Ты же осталась, какой мне казалась,
как на веках зрачки у Марии Казарес*,
вниз опускает ресницы, сама надзирает за нами,
как мы на фурках летим, воздух хватаем губами,
в узкую улицу лет, то есть в гулкие будни,
встретимся, не уцелев, в голосе струнных орудий,
жизнь зазубрив назубок, зауськанный зуд ее, резус.
Свист в перепонках стоит — стеклом по стеклу, по железу…
июнь 93
*Мария Казарес играла Смерть в фильме Жана Кокто «Орфей». На ее веках были нарисованы вертикальные зрачки; она ими видела.
ГЕРОЙ
Я не жил в городе,
где разводят мосты,
где пейзаж не портит
даже конус трубы
над красным заводом,
там поворачивает канал
мармеладную воду,
унося из окна чей-то взгляд
проверяющий: «Я — жив.
Я вижу ныряющий
под скулу баржи
ржавый катер». Так,
примерно,
должен думать герой, отходя
от окна в трехмерный
зыбкий мрак,
неизвестно куда.
июнь 93
ЧЕРНОВИК
…на разутых плюснах отплеснулась от сна
ей тут холодно ропщет
какого рожна я должна быть нежна ни сестра ни жена
что хлопочешь
бессонный колобродишь колотишься время ушло
хорошо отболело отбилось от стада
людей и минут в только шепот и шок
только шепот и шок от распада
связей с Азией той желторозовой больною землей
глиной липкой длинной равниной долиной убогой
становящейся к утру сплошною золой
с догорающей в ней дорогою дорогой
кто над нею трубит кто на бледной крови
чертит кровью червленой горящей
намокает рукав и немеет рука
окропить помещенье и — в ящик.
апр. 94
УТРО
Начинается утро
перламутровым перебором минут,
и ныряющей уткой
падает облако вниз
серой, перистой грудкой.
Сновиденья смыкают, как части рассудка,
ту и эту страну.
Начинается утро —
садок выпускающий птиц,
треугольными лицами раздвигающих воздух, спадающий ниц
к первым прохожим, шагающим гулко.
Так дворы
сосчитают шаги, шорох, шарканье, скрежет подковок.

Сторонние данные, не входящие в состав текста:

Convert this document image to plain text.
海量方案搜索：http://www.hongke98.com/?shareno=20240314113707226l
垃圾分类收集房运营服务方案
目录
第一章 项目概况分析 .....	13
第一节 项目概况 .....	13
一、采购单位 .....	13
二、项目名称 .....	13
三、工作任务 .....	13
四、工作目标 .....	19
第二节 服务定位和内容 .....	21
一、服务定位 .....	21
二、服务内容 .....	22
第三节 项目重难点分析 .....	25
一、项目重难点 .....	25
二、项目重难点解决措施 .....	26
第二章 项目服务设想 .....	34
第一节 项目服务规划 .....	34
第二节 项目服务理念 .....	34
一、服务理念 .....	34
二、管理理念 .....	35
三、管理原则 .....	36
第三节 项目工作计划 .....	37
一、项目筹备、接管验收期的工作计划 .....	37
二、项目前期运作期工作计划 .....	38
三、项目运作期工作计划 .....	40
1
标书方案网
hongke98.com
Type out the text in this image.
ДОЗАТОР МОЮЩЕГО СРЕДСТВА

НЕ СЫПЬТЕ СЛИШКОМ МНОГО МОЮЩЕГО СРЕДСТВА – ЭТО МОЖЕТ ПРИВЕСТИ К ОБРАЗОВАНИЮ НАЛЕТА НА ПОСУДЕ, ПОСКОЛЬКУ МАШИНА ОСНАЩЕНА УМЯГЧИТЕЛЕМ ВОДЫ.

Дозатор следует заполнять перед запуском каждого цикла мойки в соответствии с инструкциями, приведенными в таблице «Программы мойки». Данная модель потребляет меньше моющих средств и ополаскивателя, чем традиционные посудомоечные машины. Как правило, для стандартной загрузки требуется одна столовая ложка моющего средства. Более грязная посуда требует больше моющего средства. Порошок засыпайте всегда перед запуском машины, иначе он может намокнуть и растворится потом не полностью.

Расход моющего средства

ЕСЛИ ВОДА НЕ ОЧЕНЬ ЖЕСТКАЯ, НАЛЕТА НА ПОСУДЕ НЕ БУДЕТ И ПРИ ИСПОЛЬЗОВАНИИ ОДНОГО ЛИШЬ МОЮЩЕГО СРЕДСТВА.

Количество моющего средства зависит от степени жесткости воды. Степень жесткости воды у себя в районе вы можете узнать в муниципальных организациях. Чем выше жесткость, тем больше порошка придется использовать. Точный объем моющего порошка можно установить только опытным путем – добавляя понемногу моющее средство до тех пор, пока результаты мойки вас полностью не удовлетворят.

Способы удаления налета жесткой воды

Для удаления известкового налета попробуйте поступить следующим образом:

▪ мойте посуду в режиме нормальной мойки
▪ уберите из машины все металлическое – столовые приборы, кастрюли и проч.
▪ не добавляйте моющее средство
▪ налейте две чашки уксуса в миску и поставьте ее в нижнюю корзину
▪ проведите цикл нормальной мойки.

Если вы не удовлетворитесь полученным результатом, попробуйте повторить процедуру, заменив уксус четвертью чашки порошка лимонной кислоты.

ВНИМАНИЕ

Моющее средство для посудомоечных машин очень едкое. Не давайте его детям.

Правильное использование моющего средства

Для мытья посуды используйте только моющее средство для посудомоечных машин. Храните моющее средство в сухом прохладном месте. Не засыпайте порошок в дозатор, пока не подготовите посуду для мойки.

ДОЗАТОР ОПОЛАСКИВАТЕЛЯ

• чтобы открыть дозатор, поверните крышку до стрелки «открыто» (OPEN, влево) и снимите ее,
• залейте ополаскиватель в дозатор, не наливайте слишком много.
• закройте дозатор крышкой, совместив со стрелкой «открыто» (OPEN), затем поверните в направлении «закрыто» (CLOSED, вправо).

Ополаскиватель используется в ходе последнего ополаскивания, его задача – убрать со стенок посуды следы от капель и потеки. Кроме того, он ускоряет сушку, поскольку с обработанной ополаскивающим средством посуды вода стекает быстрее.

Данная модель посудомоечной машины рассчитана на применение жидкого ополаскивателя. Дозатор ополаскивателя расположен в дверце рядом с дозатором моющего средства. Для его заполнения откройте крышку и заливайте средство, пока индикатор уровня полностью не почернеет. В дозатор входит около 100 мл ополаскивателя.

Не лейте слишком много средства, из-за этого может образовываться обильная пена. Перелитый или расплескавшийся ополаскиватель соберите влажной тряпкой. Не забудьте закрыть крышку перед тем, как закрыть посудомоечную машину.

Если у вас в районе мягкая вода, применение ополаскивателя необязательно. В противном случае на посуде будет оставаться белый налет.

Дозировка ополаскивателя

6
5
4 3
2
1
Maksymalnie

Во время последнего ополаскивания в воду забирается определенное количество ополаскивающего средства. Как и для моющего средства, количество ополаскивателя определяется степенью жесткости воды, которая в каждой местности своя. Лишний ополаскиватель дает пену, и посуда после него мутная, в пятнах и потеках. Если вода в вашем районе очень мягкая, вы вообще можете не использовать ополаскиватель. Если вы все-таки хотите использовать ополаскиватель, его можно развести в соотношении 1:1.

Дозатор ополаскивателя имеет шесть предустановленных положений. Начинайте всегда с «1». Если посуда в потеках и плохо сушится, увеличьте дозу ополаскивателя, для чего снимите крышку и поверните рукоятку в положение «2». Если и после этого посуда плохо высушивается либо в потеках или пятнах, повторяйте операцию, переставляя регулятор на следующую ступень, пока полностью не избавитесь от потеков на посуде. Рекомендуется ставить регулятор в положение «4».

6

Как проветрены улицы, даже те что стары,
даже те что с крестами церковок.
Поднимай же себя, смешной человек —
близнеца своей тени крестовой,
по биению спрятанных кожею рек
кровных, сложенных снова.
Я увидел, запомнил твой выдел, лицо,
я собрал тебя в новые звенья.
Начинается утро кольцо за кольцом —
узнаванье — движенье — забвенье.
апр. 94
ПОРТ
В. Гандельсману
Как зябнущий воздух был нужен, был жалок,
заужен в недужных портовых кварталах,
он жался под тонны бетона, к каркасам
скрежещущих кранов, к железу без мяса.
Там пахло подвалом и кислой водою,
там ночь голодала, питаясь слюдою.
Горели софиты и оба буксира
крутили баржу и базарили сипло.
Там цепи ржавели, душившие кнехты,
к груди сухогруза прижавшись заветной,
держа его жестко, короста аж слезла
с шпангоута бурого, с трубок железа.
Я видел все это из чрева трамвая,
он бег замедлял здесь, потом, наддавая,
взбирался на спину дрожавшего моста
и порт раскрывался, как ржавая роза.
Я помню, как свет проходил осторожно,
прикованный к ветру, как к тачке острожной
тоской пробужденья в пейзажах унылых,
у ртутной воды на мазутных стропилах.
Как там поднимаются лица с подушек
за окнами в локонах тюлевых кружев,
и как там не хочется из одеяла
высовывать руки, вставать, жить сначала.
апр. 94
x x x
Смерть не имеет значенья. Клейкая крышка черна.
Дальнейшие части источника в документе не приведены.